The UI will dispatch the query in parallel to TACOS and the search orchestrator. TACOS responses are
then rendered immediately. The orchestrator waits for both TIMDEX and CDI responses, normalizes and
interleaves them, and returns a unified result set. This separation of concerns allows TACOS to
operate independently while the orchestrator handles result merging.

This architecture abstracts out most of the added complexity to the search orchestrator. The UI
will be responsible only for sending queries to external systems and rendering the returned data.
This abstraction will improve our discovery environment's maintainability by avoiding excessively
complex codebases.

### Relevance normalization

The interleaving of results from TIMDEX and CDI introduces the problem of relevance normalization.
While it is beyond the scope of this ADR to identify a solution this problem, it is something we
should consider as an important future step.

Primo uses an opaque, proprietary relevance algorithm. While the algorithm is
[somewhat customizable](https://knowledge.exlibrisgroup.com/Primo/Product_Documentation/020Primo_VE/Primo_VE_(English)/040Search_Configurations/Configuring_the_Ranking_of_Search_Results_in_Primo_VE),
we cannot assume any correlation between Primo scores and Okapi BM25 scores.

Premature optimization is a risk here. If we normalize scores without understanding what results
are actually useful, we might miss an opportunity to improve the search experience. Therefore, we
should avoid implementing relevance normalization until we have useful analytics. These might
include:

- Score distribution from each source
- User interaction data (e.g., do users click on CDI records more than TIMDEX records?)
- Usability testing data

We could begin by implementing rank-based interleaving (i.e., the first two results in the unified
list would be the first two results from each source). While naive, such an algorithm would provide
a baseline heuristic against which to measure future normalization attempts.

Once we have more information, we could then evaluate different normalization strategies. Techniques
like [min-max](https://opensearch.org/blog/how-does-the-rank-normalization-work-in-hybrid-search/#:~:text=3.%20Min%2Dmax%20normalization%20technique)
or [z-score](https://spotintelligence.com/2025/02/14/z-score-normalization/) would be relatively
easy to implement. However, in order to make scores semantically comparable, it seems likely that we
would need an ML-backed approach that could also help with reranking.

To that end, **we should strongly consider writing the search orchestrator in Python**, due to
greater availability of ML libraries.
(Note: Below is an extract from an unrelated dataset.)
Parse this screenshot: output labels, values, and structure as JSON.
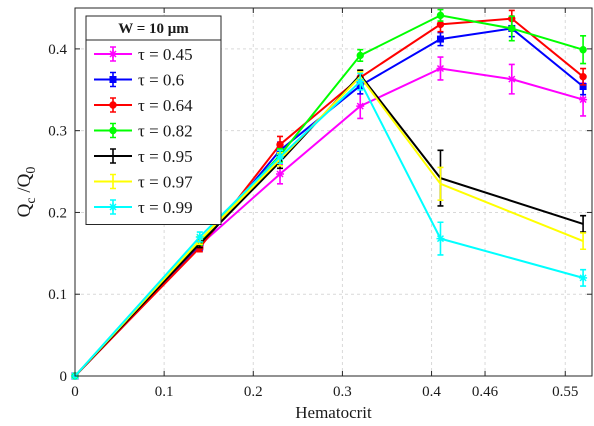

Alternatively, we can write the orchestrator in Rails and
tack on the normalization component as a Python microservice.

## Consequences

### Pros

- Avoids duplicating CDI data or violating licensing terms.
- Enables real-time access to CDI content via Primo Search API.
- Supports the unified search vision without overloading TIMDEX API.

### Cons

- Requires runtime integration with Primo Search API, which will introduce latency and complexity. (We can mitigate this by implementing a caching strategy similar to that in Bento.)
- Limits computational access to CDI records (no bulk access via TIMDEX). While not a TIMDEX UI concern, this is worthy of consideration in the broader context of the TIMDEX ecosystem.
- Mixed-source results may confuse end users.

### Future Considerations

Usability testing and analytics will inform how we refine this feature. Depending on how users
interact with the single-stream UI, we may need visual clarification of each record's source API, or
separate tabs for TIMDEX and Primo records.

Relevance normalization is a critical issue. We can begin with rank-based interleaving, but we
should not assume this to be a long-term solution.

We should connect with the MIT research community to determine their needs regarding computational
access to library data. While we cannot harvest CDI data for the aforementioned reasons, there may
be an alternative to CDI that could better support our users. Conducting this research would be a
significant undertaking beyond the scope of the unified search interface, but it aligns with the
Libraries' mission, vision, and goals.